= Zimbabwe Iron and Steel Company =

Zimbabwe Iron and Steel Company is the largest steel works in Zimbabwe. It is located just outside Kwekwe, in Redcliff, Kwekwe District. Over the years the company has faced many operational problems and corruption scandals.

==History==
In 1942, the colonial government founded the Rhodesian Iron and Steel Commission (Riscom). It was sited at the steel plant at Redcliff, to develop the huge iron and limestone deposits nearby. In 1957, it changed its name to the Rhodesian Iron and Steel Company (Risco).

It suffered from a lack of experienced personnel and low level of production which meant high unit costs. In 1954, a debt of 1.7 million pounds sterling had to be written off as irrecoverable. In 1956, the loss-making situation was turned into a profit-making situation due to the formation of the Federation of Rhodesia and Nyasaland and the denationalisation of the industry. In 1956, iron ore output from the company was 127,954 tons. By 1957, this had doubled to 257,166 tons.

In 1965, the company employed up to 2,900 people. In 1980, after Independence, it was renamed the Zimbabwe Iron and Steel Company (ZISCO). By 1990 it employed about 5,500 people and indirect employment was around 50,000. It used to export to Europe and Asia as well as neighbouring African countries.

==Problems==
In 2000, Ziscosteel operated without a fully constituted board. Its blast furnaces were no longer functional while its plants and equipment was now obsolete. As of early 2008, the company was producing less than 12,500 tonnes, far below the break-even capacity of 25,000 tonnes. By 2010, it could hardly pay its depleted workforce. It has been claimed that more than 200 former workers have died since 2011 because they were unable to pay for medicine or hospital treatment.

It was wholly owned by the government of Zimbabwe, until in November 2010, it invited bidders for a 64% stake of the ZISCO group of companies mainly to reduce or liquidate two large debts totalling $340 million, including $240 million to a German bank. 54% of the company is now in the hands of Essar Africa Holdings Ltd (India-based). The government of Zimbabwe still holds 36% and a consortium of private investors holds 10%. Up to 3,000 jobs were saved.

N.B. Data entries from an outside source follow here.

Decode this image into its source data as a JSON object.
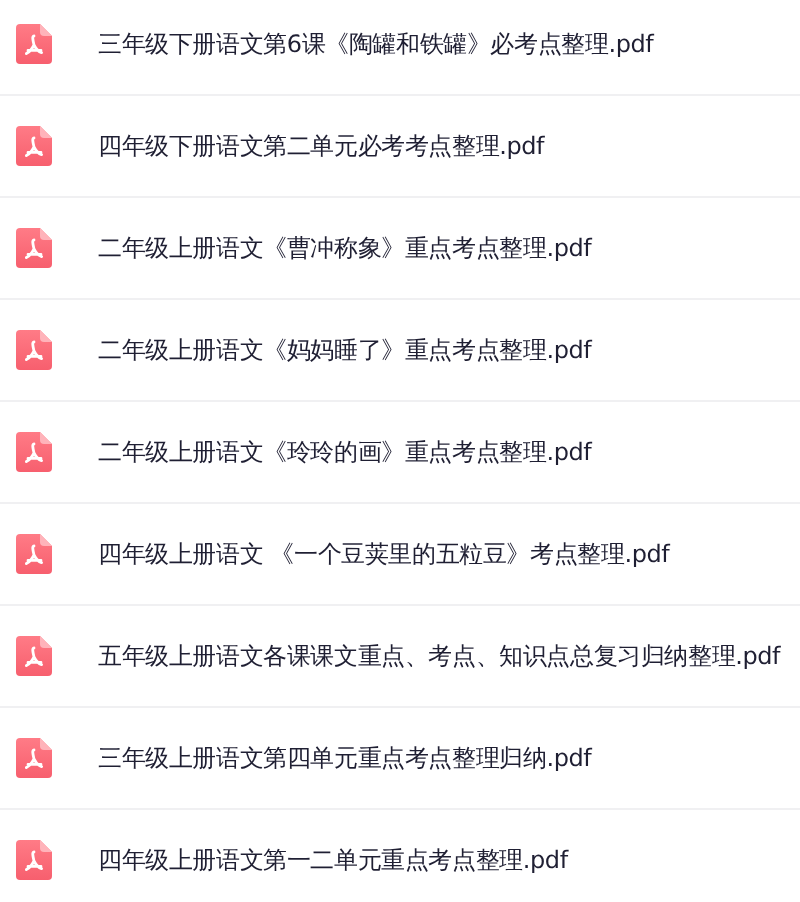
{
  "files": [
    {
      "name": "三年级下册语文第6课《陶罐和铁罐》必考点整理.pdf"
    },
    {
      "name": "四年级下册语文第二单元必考考点整理.pdf"
    },
    {
      "name": "二年级上册语文《曹冲称象》重点考点整理.pdf"
    },
    {
      "name": "二年级上册语文《妈妈睡了》重点考点整理.pdf"
    },
    {
      "name": "二年级上册语文《玲玲的画》重点考点整理.pdf"
    },
    {
      "name": "四年级上册语文 《一个豆荚里的五粒豆》考点整理.pdf"
    },
    {
      "name": "五年级上册语文各课课文重点、考点、知识点总复习归纳整理.pdf"
    },
    {
      "name": "三年级上册语文第四单元重点考点整理归纳.pdf"
    },
    {
      "name": "四年级上册语文第一二单元重点考点整理.pdf"
    }
  ]
}
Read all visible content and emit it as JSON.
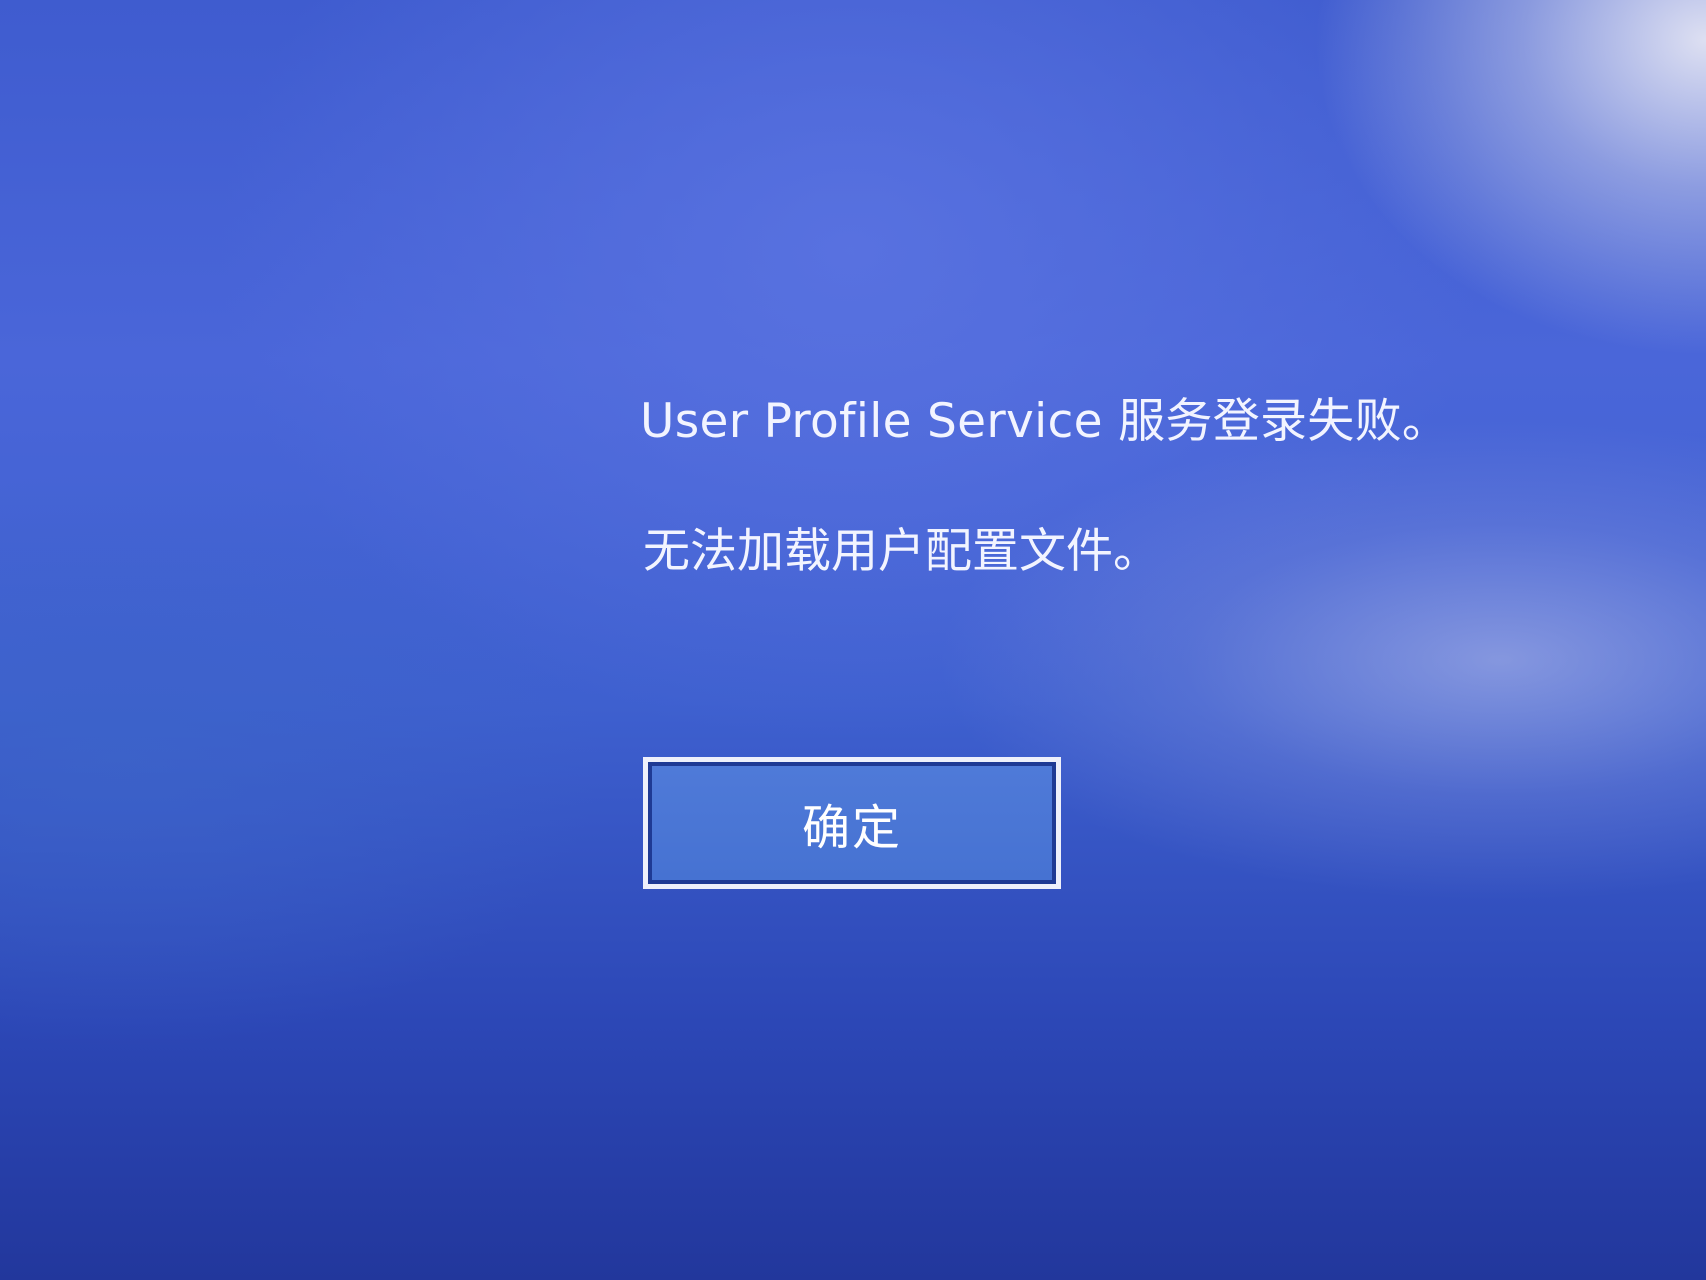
{
  "dialog": {
    "message_title": "User Profile Service 服务登录失败。",
    "message_detail": "无法加载用户配置文件。",
    "ok_button_label": "确定"
  },
  "colors": {
    "background": "#3f5ccf",
    "text": "#f2f4ff",
    "button_fill": "#4a76d5",
    "button_border": "#eef0fb"
  }
}
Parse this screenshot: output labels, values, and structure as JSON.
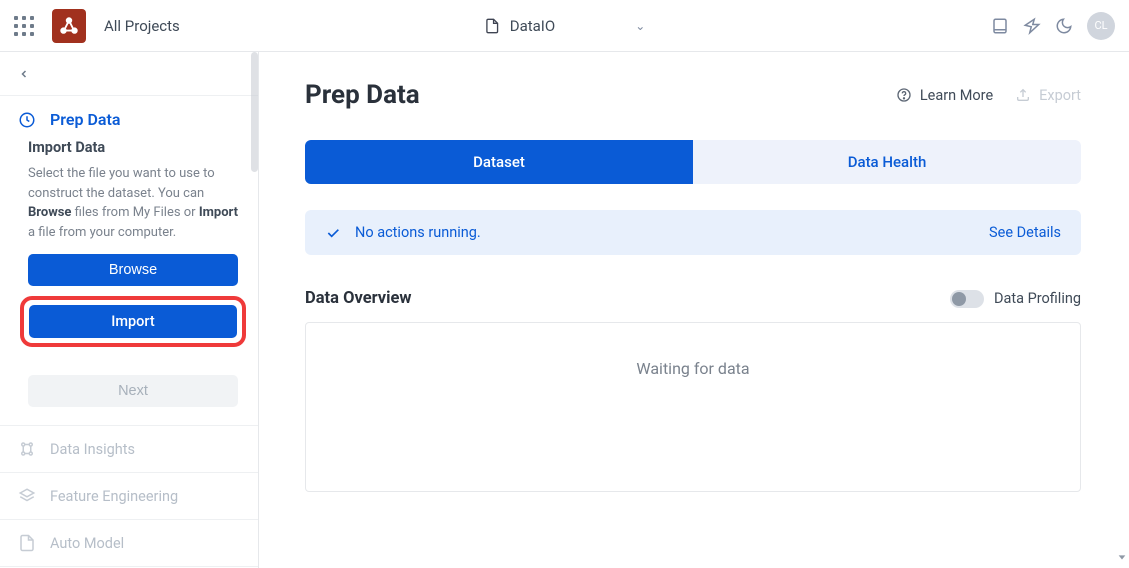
{
  "topnav": {
    "all_projects_label": "All Projects",
    "project_name": "DataIO",
    "avatar_initials": "CL"
  },
  "sidebar": {
    "active_step_label": "Prep Data",
    "section_title": "Import Data",
    "help_line1": "Select the file you want to use to construct the dataset. You can",
    "help_browse": "Browse",
    "help_mid": " files from My Files or ",
    "help_import": "Import",
    "help_line2": " a file from your computer.",
    "browse_btn": "Browse",
    "import_btn": "Import",
    "next_btn": "Next",
    "nav_items": [
      {
        "label": "Data Insights"
      },
      {
        "label": "Feature Engineering"
      },
      {
        "label": "Auto Model"
      }
    ]
  },
  "main": {
    "title": "Prep Data",
    "learn_more": "Learn More",
    "export": "Export",
    "tabs": {
      "dataset": "Dataset",
      "health": "Data Health"
    },
    "status_text": "No actions running.",
    "see_details": "See Details",
    "overview_title": "Data Overview",
    "profiling_label": "Data Profiling",
    "waiting": "Waiting for data"
  }
}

The ZISCO group of companies include BIMCO, Lancashire Steel, Frontier Steel, ZISCO Distribution Centre. All these companies are 100% owned by ZISCO.

It gets raw materials (such as iron ore) from Ripple Creek mine which is about 14 kilometers from ZISCO. Up to 70 million tonnes can be mined. Up to 200 million tonnes of limestone can be found on an open cast mine which is a few meters from ZISCO. Zimbabwe also has reserves of up to 22 billion tonnes of coal.